2. You may or may not have heard...read... about how I'm trying to write a book. I've written plays just fine, short stories have gone swimmingly. But this novel thing, yeesh. The problems mostly lie in the fact that I hate description and imagine anything and everything as a film or play, which means emphasis on dialogue and narration, and an inability to stomach things like character description or just how grey the sky is on a Tuesday morning.
I have my ideas, I have an arch that goes for more than one "book," but I just can't get it written down.

So my first thought was, "Hey, Katie, why not just say damn it to hell and write the thing as a screenplay. You can always turn it back into a book later. And you love dialogue." Okay, great. One problem solved.
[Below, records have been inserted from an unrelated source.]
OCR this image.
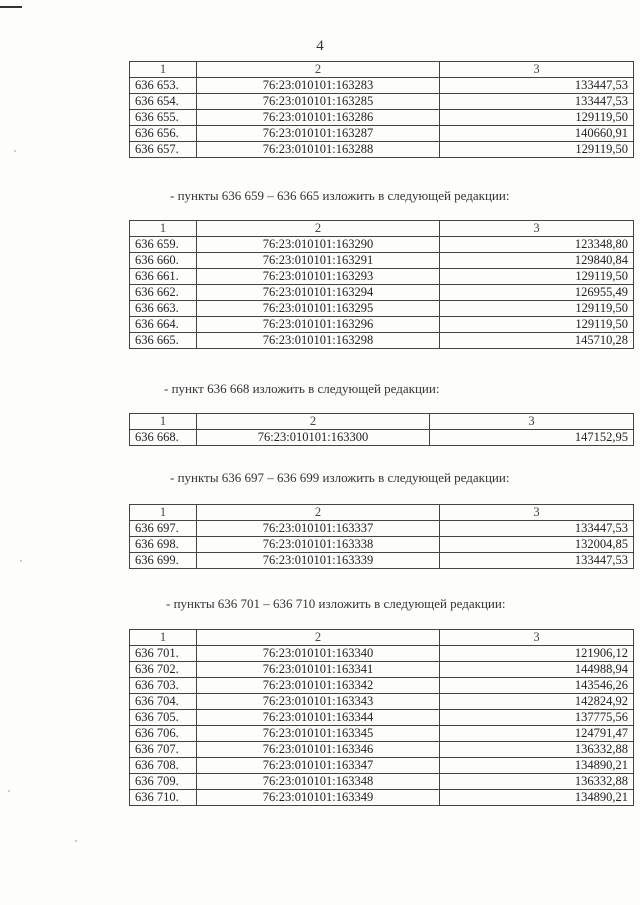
4
1	2	3
636 653.	76:23:010101:163283	133447,53
636 654.	76:23:010101:163285	133447,53
636 655.	76:23:010101:163286	129119,50
636 656.	76:23:010101:163287	140660,91
636 657.	76:23:010101:163288	129119,50
- пункты 636 659 – 636 665 изложить в следующей редакции:
1	2	3
636 659.	76:23:010101:163290	123348,80
636 660.	76:23:010101:163291	129840,84
636 661.	76:23:010101:163293	129119,50
636 662.	76:23:010101:163294	126955,49
636 663.	76:23:010101:163295	129119,50
636 664.	76:23:010101:163296	129119,50
636 665.	76:23:010101:163298	145710,28
- пункт 636 668 изложить в следующей редакции:
1	2	3
636 668.	76:23:010101:163300	147152,95
- пункты 636 697 – 636 699 изложить в следующей редакции:
1	2	3
636 697.	76:23:010101:163337	133447,53
636 698.	76:23:010101:163338	132004,85
636 699.	76:23:010101:163339	133447,53
- пункты 636 701 – 636 710 изложить в следующей редакции:
1	2	3
636 701.	76:23:010101:163340	121906,12
636 702.	76:23:010101:163341	144988,94
636 703.	76:23:010101:163342	143546,26
636 704.	76:23:010101:163343	142824,92
636 705.	76:23:010101:163344	137775,56
636 706.	76:23:010101:163345	124791,47
636 707.	76:23:010101:163346	136332,88
636 708.	76:23:010101:163347	134890,21
636 709.	76:23:010101:163348	136332,88
636 710.	76:23:010101:163349	134890,21
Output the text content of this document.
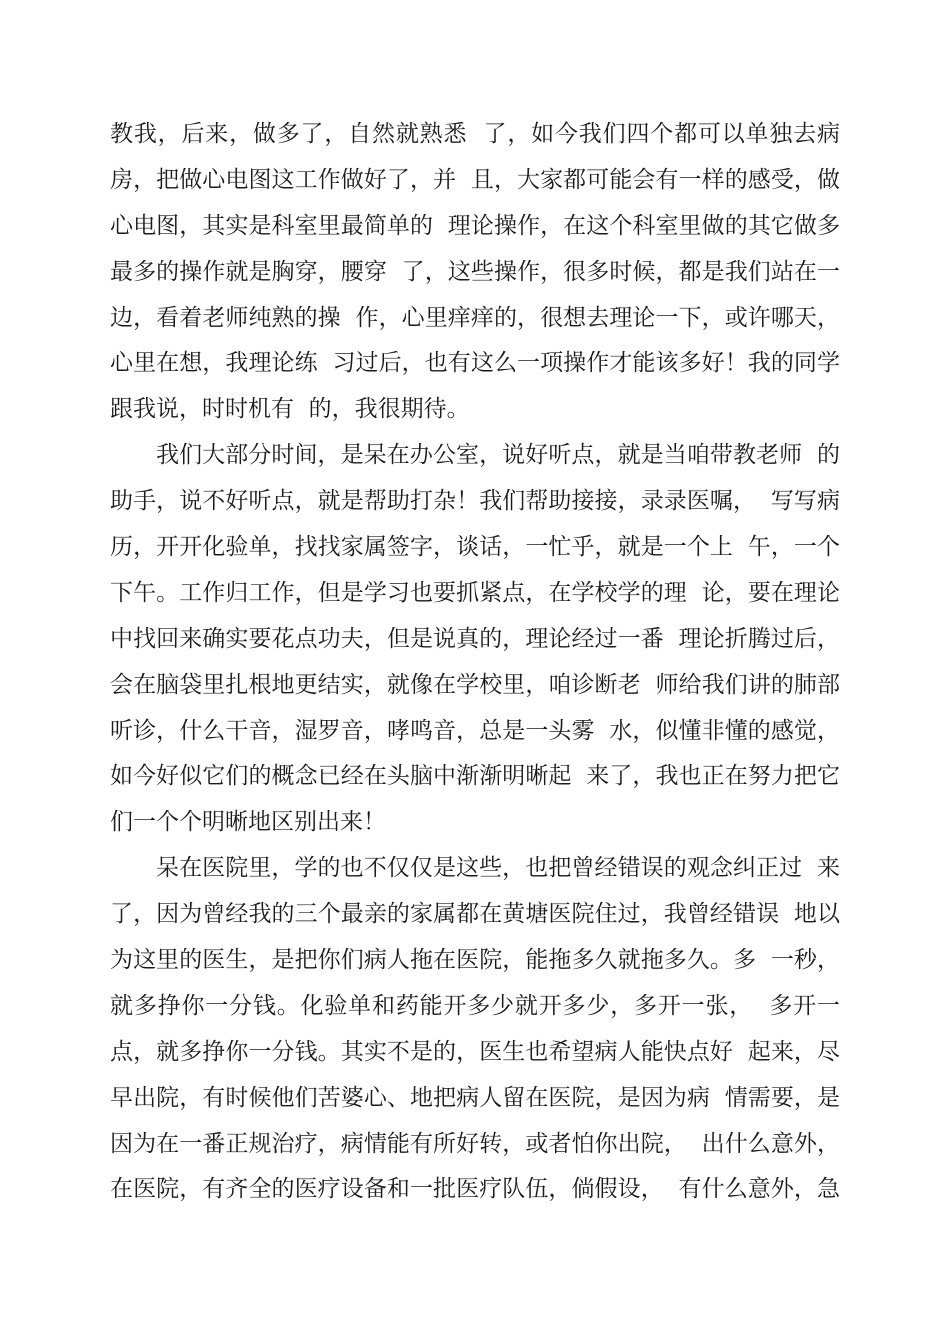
教我，后来，做多了，自然就熟悉  了，如今我们四个都可以单独去病
房，把做心电图这工作做好了，并  且，大家都可能会有一样的感受，做
心电图，其实是科室里最简单的  理论操作，在这个科室里做的其它做多
最多的操作就是胸穿，腰穿  了，这些操作，很多时候，都是我们站在一
边，看着老师纯熟的操  作，心里痒痒的，很想去理论一下，或许哪天，
心里在想，我理论练  习过后，也有这么一项操作才能该多好！我的同学
跟我说，时时机有  的，我很期待。
我们大部分时间，是呆在办公室，说好听点，就是当咱带教老师  的
助手，说不好听点，就是帮助打杂！我们帮助接接，录录医嘱，  写写病
历，开开化验单，找找家属签字，谈话，一忙乎，就是一个上  午，一个
下午。工作归工作，但是学习也要抓紧点，在学校学的理  论，要在理论
中找回来确实要花点功夫，但是说真的，理论经过一番  理论折腾过后，
会在脑袋里扎根地更结实，就像在学校里，咱诊断老  师给我们讲的肺部
听诊，什么干音，湿罗音，哮鸣音，总是一头雾  水，似懂非懂的感觉，
如今好似它们的概念已经在头脑中渐渐明晰起  来了，我也正在努力把它
们一个个明晰地区别出来！
呆在医院里，学的也不仅仅是这些，也把曾经错误的观念纠正过  来
了，因为曾经我的三个最亲的家属都在黄塘医院住过，我曾经错误  地以
为这里的医生，是把你们病人拖在医院，能拖多久就拖多久。多  一秒，
就多挣你一分钱。化验单和药能开多少就开多少，多开一张，  多开一
点，就多挣你一分钱。其实不是的，医生也希望病人能快点好  起来，尽
早出院，有时候他们苦婆心、地把病人留在医院，是因为病  情需要，是
因为在一番正规治疗，病情能有所好转，或者怕你出院，  出什么意外，
在医院，有齐全的医疗设备和一批医疗队伍，倘假设，  有什么意外，急
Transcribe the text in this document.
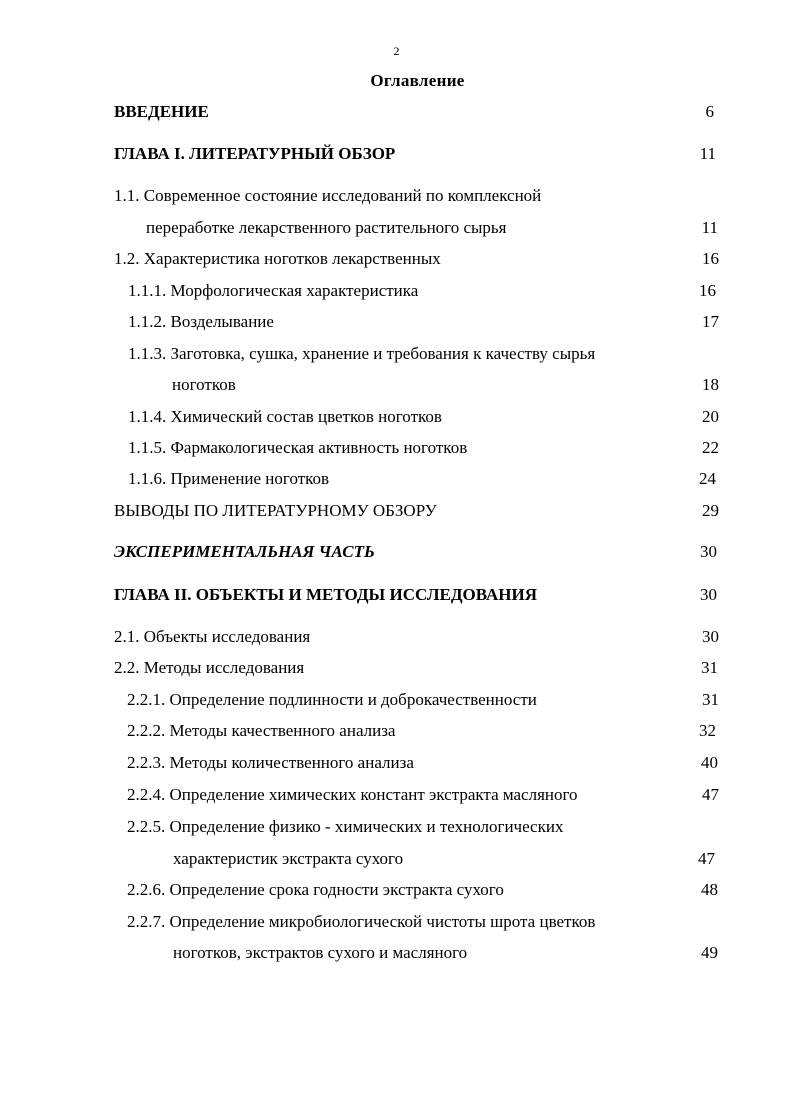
2
Оглавление
ВВЕДЕНИЕ	6
ГЛАВА I. ЛИТЕРАТУРНЫЙ ОБЗОР	11
1.1. Современное состояние исследований по комплексной
переработке лекарственного растительного сырья	11
1.2. Характеристика ноготков лекарственных	16
1.1.1. Морфологическая характеристика	16
1.1.2. Возделывание	17
1.1.3. Заготовка, сушка, хранение и требования к качеству сырья
ноготков	18
1.1.4. Химический состав цветков ноготков	20
1.1.5. Фармакологическая активность ноготков	22
1.1.6. Применение ноготков	24
ВЫВОДЫ ПО ЛИТЕРАТУРНОМУ ОБЗОРУ	29
ЭКСПЕРИМЕНТАЛЬНАЯ ЧАСТЬ	30
ГЛАВА II. ОБЪЕКТЫ И МЕТОДЫ ИССЛЕДОВАНИЯ	30
2.1. Объекты исследования	30
2.2. Методы исследования	31
2.2.1. Определение подлинности и доброкачественности	31
2.2.2. Методы качественного анализа	32
2.2.3. Методы количественного анализа	40
2.2.4. Определение химических констант экстракта масляного	47
2.2.5. Определение физико - химических и технологических
характеристик экстракта сухого	47
2.2.6. Определение срока годности экстракта сухого	48
2.2.7. Определение микробиологической чистоты шрота цветков
ноготков, экстрактов сухого и масляного	49
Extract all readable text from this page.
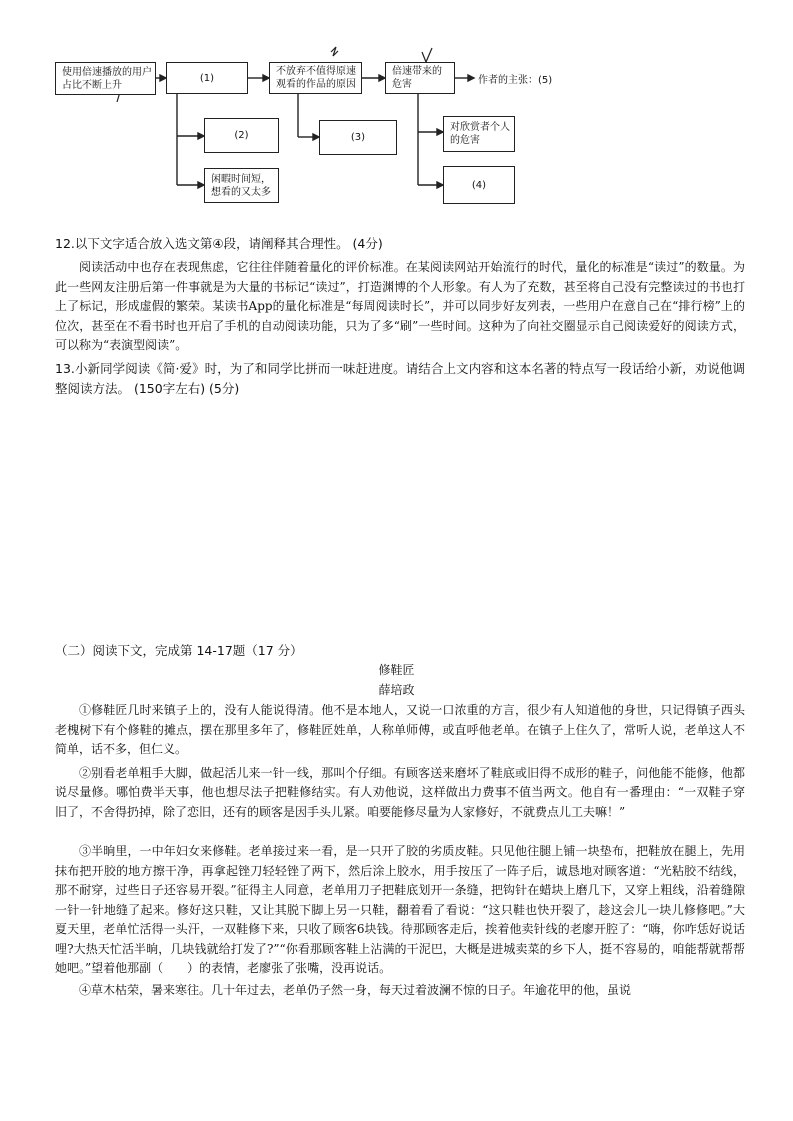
使用倍速播放的用户占比不断上升
(1)
不放弃不值得原速观看的作品的原因
倍速带来的危害	作者的主张：(5)
(2)
闲暇时间短，想看的又太多
(3)
对欣赏者个人的危害
(4)
12.以下文字适合放入选文第④段，请阐释其合理性。 (4分)

阅读活动中也存在表现焦虑，它往往伴随着量化的评价标准。在某阅读网站开始流行的时代，量化的标准是“读过”的数量。为此一些网友注册后第一件事就是为大量的书标记“读过”，打造渊博的个人形象。有人为了充数，甚至将自己没有完整读过的书也打上了标记，形成虚假的繁荣。某读书App的量化标准是“每周阅读时长”，并可以同步好友列表，一些用户在意自己在“排行榜”上的位次，甚至在不看书时也开启了手机的自动阅读功能，只为了多“刷”一些时间。这种为了向社交圈显示自己阅读爱好的阅读方式，可以称为“表演型阅读”。

13.小新同学阅读《简·爱》时，为了和同学比拼而一味赶进度。请结合上文内容和这本名著的特点写一段话给小新，劝说他调整阅读方法。 (150字左右) (5分)

（二）阅读下文，完成第 14-17题（17 分）
修鞋匠
薛培政

①修鞋匠几时来镇子上的，没有人能说得清。他不是本地人，又说一口浓重的方言，很少有人知道他的身世，只记得镇子西头老槐树下有个修鞋的摊点，摆在那里多年了，修鞋匠姓单，人称单师傅，或直呼他老单。在镇子上住久了，常听人说，老单这人不简单，话不多，但仁义。

②别看老单粗手大脚，做起活儿来一针一线，那叫个仔细。有顾客送来磨坏了鞋底或旧得不成形的鞋子，问他能不能修，他都说尽量修。哪怕费半天事，他也想尽法子把鞋修结实。有人劝他说，这样做出力费事不值当两文。他自有一番理由：“一双鞋子穿旧了，不舍得扔掉，除了恋旧，还有的顾客是因手头儿紧。咱要能修尽量为人家修好，不就费点儿工夫嘛！”

③半晌里，一中年妇女来修鞋。老单接过来一看，是一只开了胶的劣质皮鞋。只见他往腿上铺一块垫布，把鞋放在腿上，先用抹布把开胶的地方擦干净，再拿起锉刀轻轻锉了两下，然后涂上胶水，用手按压了一阵子后，诚恳地对顾客道：“光粘胶不结线，那不耐穿，过些日子还容易开裂。”征得主人同意，老单用刀子把鞋底划开一条缝，把钩针在蜡块上磨几下，又穿上粗线，沿着缝隙一针一针地缝了起来。修好这只鞋，又让其脱下脚上另一只鞋，翻着看了看说：“这只鞋也快开裂了，趁这会儿一块儿修修吧。”大夏天里，老单忙活得一头汗，一双鞋修下来，只收了顾客6块钱。待那顾客走后，挨着他卖针线的老廖开腔了：“嗨，你咋恁好说话哩?大热天忙活半晌，几块钱就给打发了?”“你看那顾客鞋上沾满的干泥巴，大概是进城卖菜的乡下人，挺不容易的，咱能帮就帮帮她吧。”望着他那副（　　）的表情，老廖张了张嘴，没再说话。

④草木枯荣，暑来寒往。几十年过去，老单仍子然一身，每天过着波澜不惊的日子。年逾花甲的他，虽说
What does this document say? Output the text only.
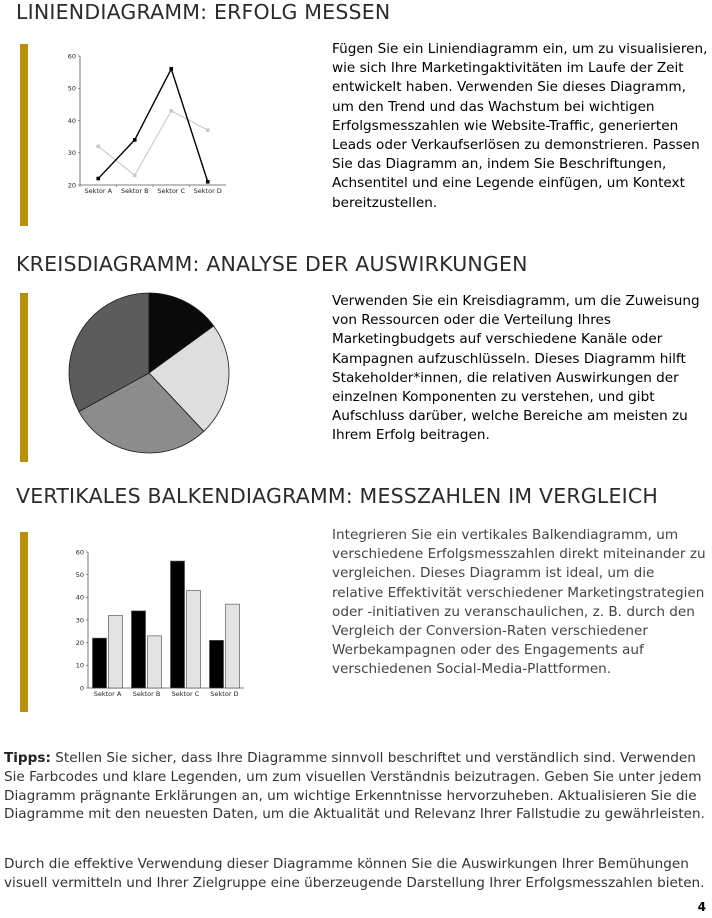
LINIENDIAGRAMM: ERFOLG MESSEN
20
30
40
50
60
Sektor A Sektor B Sektor C Sektor D

Fügen Sie ein Liniendiagramm ein, um zu visualisieren, wie sich Ihre Marketingaktivitäten im Laufe der Zeit entwickelt haben. Verwenden Sie dieses Diagramm, um den Trend und das Wachstum bei wichtigen Erfolgsmesszahlen wie Website-Traffic, generierten Leads oder Verkaufserlösen zu demonstrieren. Passen Sie das Diagramm an, indem Sie Beschriftungen, Achsentitel und eine Legende einfügen, um Kontext bereitzustellen.

KREISDIAGRAMM: ANALYSE DER AUSWIRKUNGEN

Verwenden Sie ein Kreisdiagramm, um die Zuweisung von Ressourcen oder die Verteilung Ihres Marketingbudgets auf verschiedene Kanäle oder Kampagnen aufzuschlüsseln. Dieses Diagramm hilft Stakeholder*innen, die relativen Auswirkungen der einzelnen Komponenten zu verstehen, und gibt Aufschluss darüber, welche Bereiche am meisten zu Ihrem Erfolg beitragen.

VERTIKALES BALKENDIAGRAMM: MESSZAHLEN IM VERGLEICH
0
10
20
30
40
50
60
Sektor A Sektor B Sektor C Sektor D

Integrieren Sie ein vertikales Balkendiagramm, um verschiedene Erfolgsmesszahlen direkt miteinander zu vergleichen. Dieses Diagramm ist ideal, um die relative Effektivität verschiedener Marketingstrategien oder -initiativen zu veranschaulichen, z. B. durch den Vergleich der Conversion-Raten verschiedener Werbekampagnen oder des Engagements auf verschiedenen Social-Media-Plattformen.

Tipps: Stellen Sie sicher, dass Ihre Diagramme sinnvoll beschriftet und verständlich sind. Verwenden Sie Farbcodes und klare Legenden, um zum visuellen Verständnis beizutragen. Geben Sie unter jedem Diagramm prägnante Erklärungen an, um wichtige Erkenntnisse hervorzuheben. Aktualisieren Sie die Diagramme mit den neuesten Daten, um die Aktualität und Relevanz Ihrer Fallstudie zu gewährleisten.

Durch die effektive Verwendung dieser Diagramme können Sie die Auswirkungen Ihrer Bemühungen visuell vermitteln und Ihrer Zielgruppe eine überzeugende Darstellung Ihrer Erfolgsmesszahlen bieten.

4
Second thought, "Yo, you need more people, especially since you have this ridiculous love of knocking off characters midway through the story. I get it, they're plot vehicles. You also have the nasty habit of letting the good guys die, and letting the antagonists remain amoral assholes. So more people, please." Fixed that problem as well. Now, I've got a whole 'nother band who appears every so often. Minor characters in the first book (or part, or whatever it is you want to call it), several of whom become bigger in the third part.

Now the third thought, and the one that I've been wrestling with all day. If I am to write this more as a screenplay, than I need to make the actual locations logical and grounded. I need the visuals just in terms of my own writing abilities. Not to mention, as a reader, I love to be able go "Okay, yeah, I'm with you on that, I know where that is" when reading a book or watching a film. Examples being Children of Men (London), Being Human (Bristol), True Blood (Louisiana, ignore the fact that 2/3 of it is filmed in that other LA... Los Angeles).

I love that connection, because it means less work for the writer, less work for the reader, and a fully fleshed out idea of the setting. In the earliest incarnation of my concept, I had it set 60 years in the future in London, but that just didn't jive. So I set it in a limbo world, present day, that looks like every major city and none of them at the same time. I loved that idea, really I did. For awhile. Due to my own lack of experience, stubborness, and let's face it, laziness, it got old.

So in the rapid fire brainstorming that I've been doing for the past week (and I've had a lot of time to do that, what with being in New York and having no friends or job to speak of), I started to think about what I love about those shows and films that incorporate the "set in a city near you" sort of mentality.

And I just figured out the answer. And of course it lay right there, with my Twilight Zone dvds. I love reading a book and thinking at first "Oh Hey, that's New York/San Francisco/wherever," but then realizing that something is amiss. And we all know that The Twilight Zone is the Godfather of that mentality. Thinking about that, brought to mind one show that I saw in London. In order to get the show we had to go way out into the dockyards, these monumental industrial revolution era slums that now lie completely empty and barren across the Thames (except when a theatre company rents one out for a showing of Faust, that is). It's bizarre because you can see how busy everything is, just across the river, but right there is as empty as the day is long. Walking around is beyond bizarre because it feels like you're in a post-apocalyptic wasteland. And that emptiness is crushing and scary as hell.

Long story short, I combined that vision of London, the juxtaposition with the cramped and thriving living quarters all throughout the city with this empty shell, and the Twilight Zone one-two punch and thought "why not set it IN London. But not just London, but an inverted city. The bustling sections that we know and love are empty, the controlled area where few live, and the empty sections that no one ever goes to are over crowded with undesirables."

Yes, this isn't a particularly novel concept, but hell, it sure does ground a story.
And since I already read/write/see things as though it's already a film, I'd know exactly what locations I am talking about.

I guess it always comes back to London for me.




Ignore the switch in verb tense and my inability to spell. I could care, or I could go and re-plot, re-set, and re-watch ep2 of Being Human.